I don't know about everyone else but during thunderstorms we like to sit outside on a hill, under a giant tree, eating lunch with an angry bald eagle with a broken wing.
We spent a good part of our day at the Raptor Rehab center. Along with the bald eagle, I enjoyed seeing the barred owl, cooper's hawk, and red tail hawk. Though it made me sad to see each so badly injured. Most had been hit by cars. I was reminded of the poem Hurt Hawk by Robinson Jeffers.
Miriam waving to the eagle. I'm fairly certain the eagle
was trying to figure out if he could eat her.

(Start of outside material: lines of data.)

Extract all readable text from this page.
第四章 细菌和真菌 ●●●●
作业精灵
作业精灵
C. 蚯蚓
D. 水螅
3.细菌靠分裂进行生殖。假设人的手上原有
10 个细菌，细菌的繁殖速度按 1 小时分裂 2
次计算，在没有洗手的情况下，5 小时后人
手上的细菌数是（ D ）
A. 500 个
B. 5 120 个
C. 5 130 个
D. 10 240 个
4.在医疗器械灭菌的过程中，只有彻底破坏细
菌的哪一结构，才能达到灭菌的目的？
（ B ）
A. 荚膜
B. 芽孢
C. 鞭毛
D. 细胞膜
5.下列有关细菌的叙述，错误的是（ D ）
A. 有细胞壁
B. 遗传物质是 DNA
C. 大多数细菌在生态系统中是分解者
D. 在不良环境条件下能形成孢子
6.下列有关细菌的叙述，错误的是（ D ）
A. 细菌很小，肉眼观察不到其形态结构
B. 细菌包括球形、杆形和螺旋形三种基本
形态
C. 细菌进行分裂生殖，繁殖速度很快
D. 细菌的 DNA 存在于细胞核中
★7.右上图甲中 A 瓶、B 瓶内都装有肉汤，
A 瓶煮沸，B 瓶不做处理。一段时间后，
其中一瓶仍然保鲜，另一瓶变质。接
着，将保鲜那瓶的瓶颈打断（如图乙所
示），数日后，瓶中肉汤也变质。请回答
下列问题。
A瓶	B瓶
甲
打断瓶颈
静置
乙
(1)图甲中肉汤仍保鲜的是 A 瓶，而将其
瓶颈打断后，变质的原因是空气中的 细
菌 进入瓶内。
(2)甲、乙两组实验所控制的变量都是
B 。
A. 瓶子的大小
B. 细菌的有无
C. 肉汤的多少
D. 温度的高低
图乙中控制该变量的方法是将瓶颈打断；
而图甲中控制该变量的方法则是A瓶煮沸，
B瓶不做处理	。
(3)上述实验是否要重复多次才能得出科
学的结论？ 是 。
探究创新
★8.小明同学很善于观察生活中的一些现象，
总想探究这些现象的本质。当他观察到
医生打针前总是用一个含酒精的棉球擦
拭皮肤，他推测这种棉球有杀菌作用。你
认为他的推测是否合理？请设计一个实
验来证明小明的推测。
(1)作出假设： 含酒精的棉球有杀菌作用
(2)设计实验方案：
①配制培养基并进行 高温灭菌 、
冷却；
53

I had to laugh a little when Reuben looked up from his sandwich, wiped the water streaming off his head out of his eyes and asked nonchalantly "Where is everybody?" I told him we were all here, Mama, Reuben and baby. Reuben furrowed his brow and said, "No. Where are all the other people?" I told him I didn't know. Maybe they were inside.
HURT HAWK
I
The broken pillar of the wing jags from the clotted shoulder, The wing trails like a banner in defeat,
No more to use the sky forever but live with famine And pain a few days: cat nor coyote Will shorten the week of waiting for death, there is game without talons.
He stands under the oak-bush and waits The lame feet of salvation; at night he remembers freedom And flies in a dream, the dawns ruin it.
He is strong and pain is worse to the strong, incapacity is worse. The curs of the day come and torment him At distance, no one but death the redeemer will humble that head,
The intrepid readiness, the terrible eyes. The wild God of the world is sometimes merciful to those That ask mercy, not often to the arrogant.
You do not know him, you communal people, or you have forgotten him; Intemperate and savage, the hawk remembers him; Beautiful and wild, the hawks, and men that are dying, remember him.